Mais je n’allais pas non plus effacer les conséquences de donner des mois d’économies durement gagnées sans me le dire.
« Ce que tu as fait compte », ai-je dit. « Mais donner secrètement quatre mille dollars et me le dire après, ce n’est pas quelque chose dont on va prendre l’habitude. »
Lily acquiesça.
« Ton père aidait aussi les gens discrètement. Apparemment, tu as hérité de cette partie. »
Un petit sourire apparut.
Puis j’ai continué.
« Les trois mille dollars que j’ai promis pour ta voiture restent économisés. Quand tu auras de nouveau gagné ta part, on commencera à faire des achats. »
« D’accord. »
« Et la prochaine fois que tu décideras que quelqu’un a besoin de bottes de travail, tu me le dis d’abord. »
Elle rit.
Ce soir-là, Lily était assise à la table de la cuisine, faisant défiler à nouveau les annonces de voitures d’occasion.
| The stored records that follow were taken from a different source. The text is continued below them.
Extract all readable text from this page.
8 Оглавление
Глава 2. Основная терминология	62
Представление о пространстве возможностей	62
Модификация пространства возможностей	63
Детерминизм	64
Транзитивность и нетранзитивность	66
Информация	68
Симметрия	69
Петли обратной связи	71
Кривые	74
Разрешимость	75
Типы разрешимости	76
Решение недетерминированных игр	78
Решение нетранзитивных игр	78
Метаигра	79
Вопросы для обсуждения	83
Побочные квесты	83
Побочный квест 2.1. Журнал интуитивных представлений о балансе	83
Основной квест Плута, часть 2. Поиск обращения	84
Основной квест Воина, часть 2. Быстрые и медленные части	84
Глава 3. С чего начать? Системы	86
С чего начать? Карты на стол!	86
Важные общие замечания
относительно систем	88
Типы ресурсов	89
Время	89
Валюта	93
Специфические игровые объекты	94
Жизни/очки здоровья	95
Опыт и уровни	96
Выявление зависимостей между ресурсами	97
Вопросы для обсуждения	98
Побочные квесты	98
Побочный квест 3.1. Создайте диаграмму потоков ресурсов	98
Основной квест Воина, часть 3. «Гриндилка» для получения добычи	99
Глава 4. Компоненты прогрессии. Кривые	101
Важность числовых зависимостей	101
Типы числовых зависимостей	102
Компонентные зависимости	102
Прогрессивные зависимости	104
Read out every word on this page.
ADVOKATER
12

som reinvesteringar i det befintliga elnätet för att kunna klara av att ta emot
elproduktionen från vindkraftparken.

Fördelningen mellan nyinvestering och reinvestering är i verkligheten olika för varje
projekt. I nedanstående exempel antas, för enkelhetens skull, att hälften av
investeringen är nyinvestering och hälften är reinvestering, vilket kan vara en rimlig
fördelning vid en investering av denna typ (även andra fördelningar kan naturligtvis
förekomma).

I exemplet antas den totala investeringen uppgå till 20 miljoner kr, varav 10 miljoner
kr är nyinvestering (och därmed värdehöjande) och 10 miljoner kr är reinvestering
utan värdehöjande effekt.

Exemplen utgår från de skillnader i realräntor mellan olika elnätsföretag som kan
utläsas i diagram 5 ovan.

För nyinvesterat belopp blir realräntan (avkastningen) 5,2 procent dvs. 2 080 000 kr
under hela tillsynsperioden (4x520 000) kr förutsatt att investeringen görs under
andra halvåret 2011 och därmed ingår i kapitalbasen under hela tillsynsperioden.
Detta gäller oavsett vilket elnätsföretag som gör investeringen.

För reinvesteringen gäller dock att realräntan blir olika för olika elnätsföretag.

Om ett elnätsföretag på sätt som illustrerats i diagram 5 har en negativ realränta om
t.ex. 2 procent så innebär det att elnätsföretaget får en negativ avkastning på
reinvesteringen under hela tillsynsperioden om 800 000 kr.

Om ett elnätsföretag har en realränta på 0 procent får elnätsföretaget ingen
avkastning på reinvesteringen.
Le vieux porte-clés HOME de Michael reposait à côté de son téléphone.
Toujours vide.
Je regardai de côté.
« Tu recommences ? »
« Oui. »
« Des regrets ? »
Elle réfléchit un instant.
« Je regrette que les voitures coûtent quatre mille dollars. »
J’ai ri.
Puis elle regarda la photo qu’elle avait prise de la fiche de Mme Patel.
Les seize noms de Michael sur le devant.
Ses dix-sept dans le dos.
Elle tapa une fois sur l’écran.
« Je ne regrette pas dix-sept ans. »
J’ai rapproché un peu le porte-clés vide de Michael d’elle.
Lily le prit et fit tourner l’étiquette métallique HOME entre ses doigts.
Puis elle est retournée chercher des voitures.
Le porte-clés restait vide.
Pour l’instant.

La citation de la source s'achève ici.